Home MondeEntretien – Sharon Bong

Entretien – Sharon Bong

by Clara Dubois

L’essor de l’intelligence artificielle, le changement climatique et l’engagement intergénérationnel sont au cœur des débats actuels dans le domaine des études de genre et de sexualité en Asie du Sud-Est, selon Sharon A. Bong, professeure à l’Université Monash de Malaisie.

Spécialiste des questions de genre, de sexualité et de religion, Sharon A. Bong a fondé le premier cursus de premier cycle en études de genre à l’Université Monash de Malaisie et dirige actuellement la recherche des études supérieures au sein de la faculté des arts et des sciences sociales (SASS). Auteure de « Becoming Queer and Religious in Malaysia and Singapore » (2020) et co-éditrice de « Gender and Sexuality Justice in Asia » (2020), elle a également occupé des fonctions de consultante et de coordinatrice pour l’Ecclesia of Women in Asia, un forum universitaire de théologiennes féministes catholiques en Asie.

Dans ses recherches, Sharon A. Bong explore les tensions entre les droits des femmes et les normes religieuses, notamment à travers le concept de « relativisme critique ». Elle explique que ce concept, qu’elle a elle-même théorisé, permet de comprendre comment les militantes des droits des femmes naviguent entre les droits humains universels et les traditions culturelles et religieuses. « Imposer un cadre de droits peut sembler une approche moins compliquée, mais comme d’autres études l’ont montré, elle est beaucoup moins percutante et efficace », souligne-t-elle.

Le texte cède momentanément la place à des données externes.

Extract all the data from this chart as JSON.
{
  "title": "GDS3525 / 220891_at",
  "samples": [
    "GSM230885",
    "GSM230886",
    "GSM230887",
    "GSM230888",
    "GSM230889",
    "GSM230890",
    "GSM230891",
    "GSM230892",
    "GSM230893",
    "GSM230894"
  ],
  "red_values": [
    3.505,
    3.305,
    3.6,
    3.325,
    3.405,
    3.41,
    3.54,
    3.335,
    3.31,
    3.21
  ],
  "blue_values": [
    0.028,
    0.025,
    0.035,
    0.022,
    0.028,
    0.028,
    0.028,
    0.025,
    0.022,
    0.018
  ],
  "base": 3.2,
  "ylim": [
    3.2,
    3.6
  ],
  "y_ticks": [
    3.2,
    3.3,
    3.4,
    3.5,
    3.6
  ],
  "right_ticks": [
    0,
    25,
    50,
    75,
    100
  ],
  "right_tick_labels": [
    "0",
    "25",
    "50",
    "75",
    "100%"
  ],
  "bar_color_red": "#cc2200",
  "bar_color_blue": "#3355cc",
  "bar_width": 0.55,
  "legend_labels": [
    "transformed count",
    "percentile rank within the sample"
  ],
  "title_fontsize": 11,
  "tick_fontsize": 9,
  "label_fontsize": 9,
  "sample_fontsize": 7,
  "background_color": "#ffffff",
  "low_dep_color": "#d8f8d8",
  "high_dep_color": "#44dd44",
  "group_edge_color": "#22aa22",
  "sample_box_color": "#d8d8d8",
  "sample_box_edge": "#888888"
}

Elle prend l’exemple du port du hijab, où le respect du droit de choisir coexiste avec la signification religieuse que peut revêtir ce voile pour certaines femmes.

Elle souligne également l’importance de décoloniser les discours sur les droits de l’homme, souvent imprégnés de laïcité. Selon elle, ignorer le rôle de la religion et de la culture dans les décisions individuelles, en particulier en matière de santé sexuelle et reproductive (SSR), limite notre compréhension et notre capacité à faire progresser les droits des femmes. « De nombreuses décisions importantes sont substantiellement influencées par la culture, la tradition, les normes et les valeurs religieuses », explique-t-elle.

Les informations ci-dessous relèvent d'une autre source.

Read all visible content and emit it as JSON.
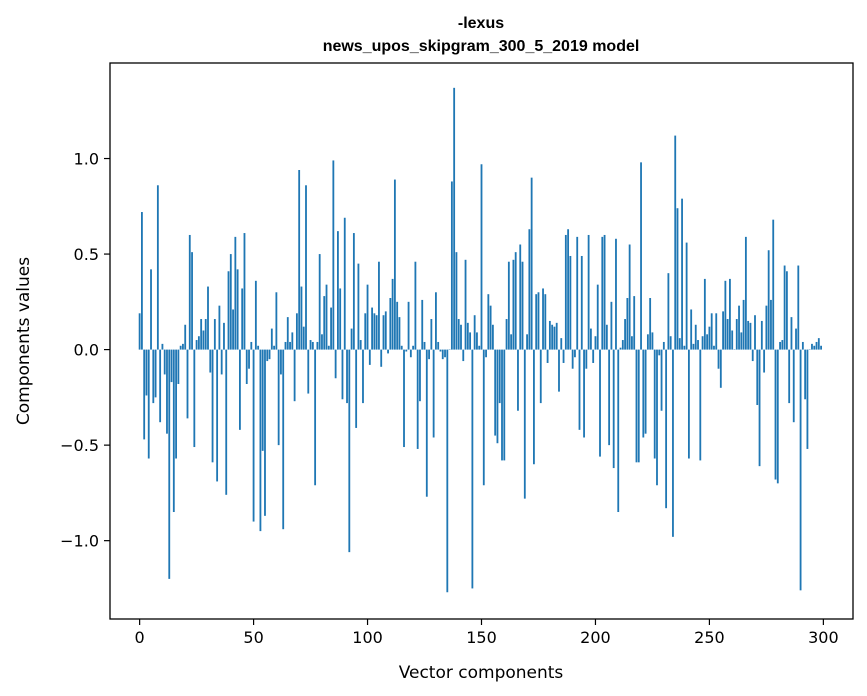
{
  "chart_data": {
    "type": "bar",
    "title": [
      "-lexus",
      "news_upos_skipgram_300_5_2019 model"
    ],
    "xlabel": "Vector components",
    "ylabel": "Components values",
    "xlim": [
      -13,
      313
    ],
    "ylim": [
      -1.41,
      1.5
    ],
    "xticks": [
      0,
      50,
      100,
      150,
      200,
      250,
      300
    ],
    "yticks": [
      -1.0,
      -0.5,
      0.0,
      0.5,
      1.0
    ],
    "ytick_labels": [
      "−1.0",
      "−0.5",
      "0.0",
      "0.5",
      "1.0"
    ],
    "grid": false,
    "bar_color": "#1f77b4",
    "values": [
      0.19,
      0.72,
      -0.47,
      -0.24,
      -0.57,
      0.42,
      -0.28,
      -0.25,
      0.86,
      -0.38,
      0.03,
      -0.13,
      -0.44,
      -1.2,
      -0.17,
      -0.85,
      -0.57,
      -0.18,
      0.02,
      0.03,
      0.13,
      -0.36,
      0.6,
      0.51,
      -0.51,
      0.05,
      0.07,
      0.16,
      0.1,
      0.16,
      0.33,
      -0.12,
      -0.59,
      0.16,
      -0.69,
      0.23,
      -0.13,
      0.14,
      -0.76,
      0.41,
      0.5,
      0.21,
      0.59,
      0.42,
      -0.42,
      0.32,
      0.61,
      -0.18,
      -0.1,
      0.04,
      -0.9,
      0.36,
      0.02,
      -0.95,
      -0.53,
      -0.87,
      -0.06,
      -0.05,
      0.11,
      0.02,
      0.3,
      -0.5,
      -0.13,
      -0.94,
      0.04,
      0.17,
      0.04,
      0.09,
      -0.27,
      0.19,
      0.94,
      0.33,
      0.12,
      0.86,
      -0.23,
      0.05,
      0.04,
      -0.71,
      0.04,
      0.5,
      0.08,
      0.28,
      0.34,
      0.02,
      0.22,
      0.99,
      -0.15,
      0.62,
      0.32,
      -0.26,
      0.69,
      -0.28,
      -1.06,
      0.11,
      0.61,
      -0.41,
      0.45,
      0.05,
      -0.28,
      0.19,
      0.34,
      -0.08,
      0.22,
      0.19,
      0.18,
      0.46,
      -0.09,
      0.18,
      0.2,
      -0.02,
      0.27,
      0.37,
      0.89,
      0.25,
      0.17,
      0.02,
      -0.51,
      -0.01,
      0.25,
      -0.04,
      0.02,
      0.46,
      -0.52,
      -0.27,
      0.26,
      0.04,
      -0.77,
      -0.05,
      0.16,
      -0.46,
      0.3,
      0.04,
      -0.01,
      -0.05,
      -0.04,
      -1.27,
      0.0,
      0.88,
      1.37,
      0.51,
      0.16,
      0.13,
      -0.06,
      0.47,
      0.14,
      0.09,
      -1.25,
      0.18,
      0.09,
      0.02,
      0.97,
      -0.71,
      -0.04,
      0.29,
      0.23,
      0.13,
      -0.45,
      -0.49,
      -0.28,
      -0.58,
      -0.58,
      0.16,
      0.46,
      0.08,
      0.47,
      0.51,
      -0.32,
      0.55,
      0.46,
      -0.78,
      0.08,
      0.63,
      0.9,
      -0.6,
      0.29,
      0.3,
      -0.28,
      0.32,
      0.29,
      -0.07,
      0.15,
      0.13,
      0.12,
      0.14,
      -0.22,
      0.06,
      -0.07,
      0.6,
      0.63,
      0.49,
      -0.1,
      -0.04,
      0.59,
      -0.42,
      0.49,
      -0.46,
      -0.1,
      0.6,
      0.11,
      -0.07,
      0.07,
      0.34,
      -0.56,
      0.59,
      0.6,
      0.13,
      -0.5,
      0.25,
      -0.62,
      0.58,
      -0.85,
      0.01,
      0.05,
      0.16,
      0.27,
      0.55,
      0.07,
      0.28,
      -0.59,
      -0.59,
      0.98,
      -0.46,
      -0.44,
      0.08,
      0.27,
      0.09,
      -0.57,
      -0.71,
      -0.03,
      -0.32,
      0.04,
      -0.83,
      0.4,
      0.07,
      -0.98,
      1.12,
      0.74,
      0.06,
      0.79,
      0.02,
      0.56,
      -0.57,
      0.21,
      0.03,
      0.13,
      0.05,
      -0.58,
      0.07,
      0.37,
      0.08,
      0.12,
      0.19,
      0.02,
      0.19,
      -0.1,
      -0.2,
      0.2,
      0.36,
      0.16,
      0.37,
      0.1,
      0.0,
      0.16,
      0.23,
      0.09,
      0.26,
      0.59,
      0.15,
      0.14,
      -0.06,
      0.18,
      -0.29,
      -0.61,
      0.15,
      -0.12,
      0.23,
      0.52,
      0.26,
      0.68,
      -0.68,
      -0.7,
      0.04,
      0.05,
      0.44,
      0.41,
      -0.28,
      0.17,
      -0.38,
      0.11,
      0.44,
      -1.26,
      0.04,
      -0.26,
      -0.52,
      0.0,
      0.03,
      0.02,
      0.04,
      0.06,
      0.02
    ]
  }
}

Sharon A. Bong observe que l’activisme féministe en Asie du Sud-Est tend à « spiritualiser la politique et à politiser la spiritualité ». Les militantes utilisent ainsi la religion comme un outil de résistance et d’affirmation de la justice de genre, en proposant par exemple des interprétations alternatives des textes sacrés pour promouvoir l’acceptation des personnes LGBTQ+. Elle reconnaît toutefois que cet activisme se heurte à des réactions négatives, allant des discours de haine aux menaces de mort.

Elle met en évidence l’influence de la religion sur les politiques et les cadres juridiques des États d’Asie du Sud-Est, créant à la fois des défis et des opportunités pour la justice de genre et la SSR. Elle insiste sur la nécessité d’un dialogue entre les différents acteurs, y compris les décideurs politiques et religieux, pour trouver un terrain d’entente et faire progresser les droits des femmes et des minorités sexuelles.

Enfin, Sharon A. Bong encourage les jeunes chercheurs en relations internationales à suivre leur passion et à explorer des voies moins conventionnelles. « Garder le cap et suivre mon cœur m’a conduit vers des opportunités que je n’imaginais pas encore à l’époque », témoigne-t-elle, rappelant que son travail sur l’intersection des droits et des religions, initialement perçu comme atypique, lui a ouvert des perspectives enrichissantes.